Virtual Politics, The Rise Of Trump : Screen Shot Reflects on the US Election Finale


Virtual Politics: the Rise of Trump

Tweets, Facebook posts, and YouTube videos have constituted the heart and soul of the 2016 US Presidential race, and functioned as the main source of information concerning the elections. Both candidates and citizens used social media outlets as the main debate platform, and engaged in a virtual frenzy of opinions, accusations, slandering, and assertions. Americans are not alone in this regard; it seems that across the globe politics has increasingly become an internet- based feature of life. But what are the ramifications of such a reality? What is the impact of virtual politics on human society? As Election Day is drawing near in the US, serious reflection is due on the nature of the debate, the behavior of the American people throughout it, and the role social media played in it.

It can be argued that the usage of social media as a political tool has its advantages. Through the internet, people have gained direct access to the political game. Citizens are able to raise their voice more easily, and express their feelings, insights, and concerns regarding the election campaign and government policies. In that respect, social media granted the presidential race a more humane aspect; it became somewhat of a conversation as opposed to an ongoing lecture by politicians. Alas, using social media as the primary method of communication on the political playground comes at a price.

In the Age of Facebook, the depth and quality of political debates have significantly deteriorated. Seeing as anyone can post a comment or Tweet, false or misleading information can be easily circulated among the public. Fact-checking and scrutinizing become increasingly difficult endeavors, as one’s timeline is inundated with swarms of opinions and reports. Inevitably, people’s understanding of the discussed issues is highly skewed since their perception is formed based on random, often unreliable, posts. Candidates are to blame, too: often very little thought and consideration is attributed to their social media content, but its impact unfortunately endures; they may trumpet lies, biased opinions, and fabrications which people will interpret as true. The Brexit incident is a clear example of that: voters across the UK proved to be completely ignorant about the policy they were supporting, and were generally unaware of the possible consequences of either staying or leaving the EU. In the US, Trump particularly has been noted to make harsh, reckless statements on social media, which included allusions to future political assassinations and incitement of violence towards racial and religious minorities.

Another problematic feature of social media-based politics is the frequency at which information is expected to be shared. Posts and Tweets are dispensed incessantly.
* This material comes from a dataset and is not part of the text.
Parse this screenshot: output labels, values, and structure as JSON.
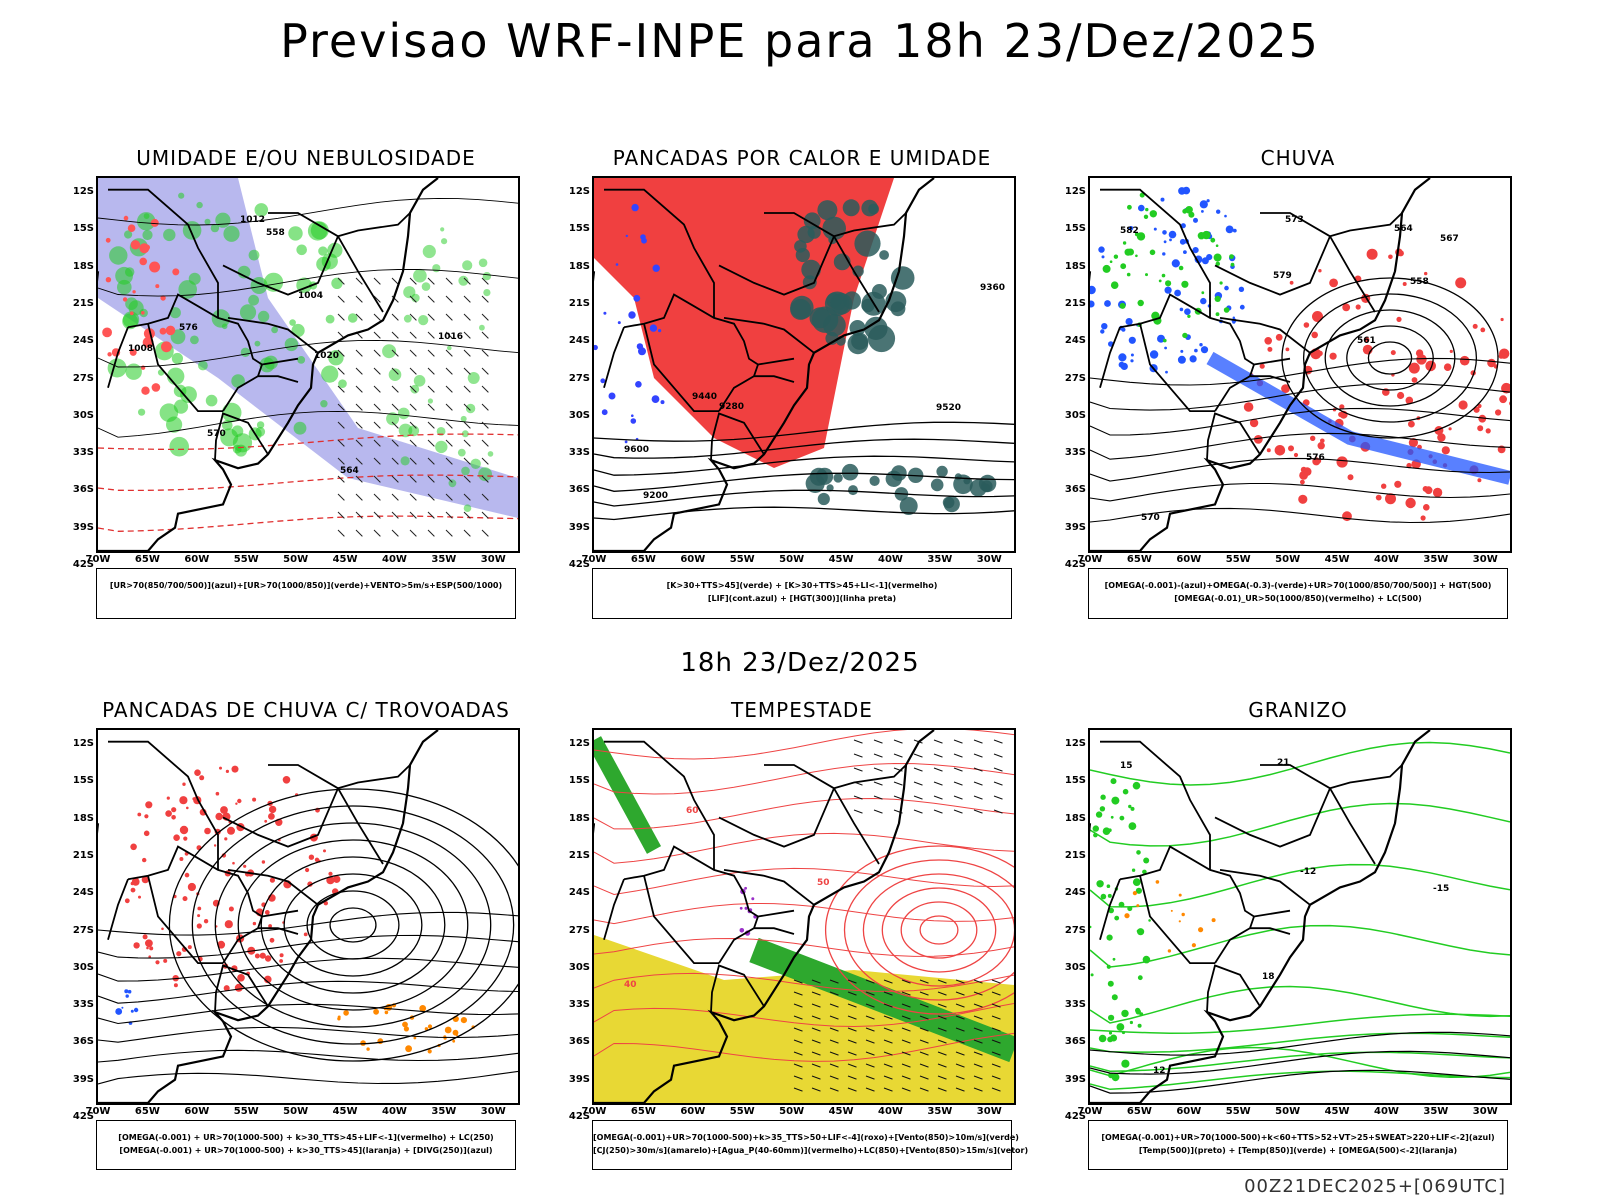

Candidates cannot allow themselves to let an hour go by without making some type of comment on either their policies or fellow running mate. Thus, carefully crafted statements and insightful debates have been replaced with a barrage of mindless insults, vulgar comments, empty slogans, and an ocean of promises which seem very hard to keep. The relentless exchange of posts and Tweets have inevitably reduced people’s ability to critically observe the Race and exercise sound judgement with regard to the candidates and their statements. In the hyped-up dimension of social media, reason and logic give way to impulse and emotion, what inevitably leads people to succumb to bias, prejudice, and fear. Convincing millions of Americans that building a wall to keep Mexicans out and banning all Muslims from entering the US as legitimate policies might not have been such an easy task if the arguments supporting them were clearly laid out and explained in a calm, organised manner.

Social media has thus aided candidates like Trump in turning the Presidential race into a complete circus, in which insults are hurled senselessly, emotional burdens are unloaded without restraint, and the entertainment never ceases. At this game, Clinton loses miserably, and becomes a complete fun sponge. No one is truly in the mood for her numbing logic and practicality; “get outta the way and let the short-fingered buffoon continue his skit” the throng seems to be saying.

Finally, one could claim that social media has harmed the efficiency of citizens’ participation in politics, rendering it less direct and influential. Prior to the era of Facebook and Twitter, people took to the streets and engaged in all manners of protest when they felt leaders and policies failed to deliver justice. The question arises, then - do people’s voices echo as loudly when they Tweet? Do citizens make as much impact when they post a Facebook comment, shut off the computer, and curl up with a cup of coffee and Netflix?

Rather than a dramatic statement or a call for a specific action - it would be appropriate to seal this three-part reflection with a set of questions. How are we, those who see the folly and absurdity of it all, supposed to react? How can we, those who are frustrated by the hatred and ignorance and greed that stain the socio-political sphere, raise our voices effectively? How ca we avoid getting crippled by sarcasm and indifference?

How can we reach the ears of those who won’t listen?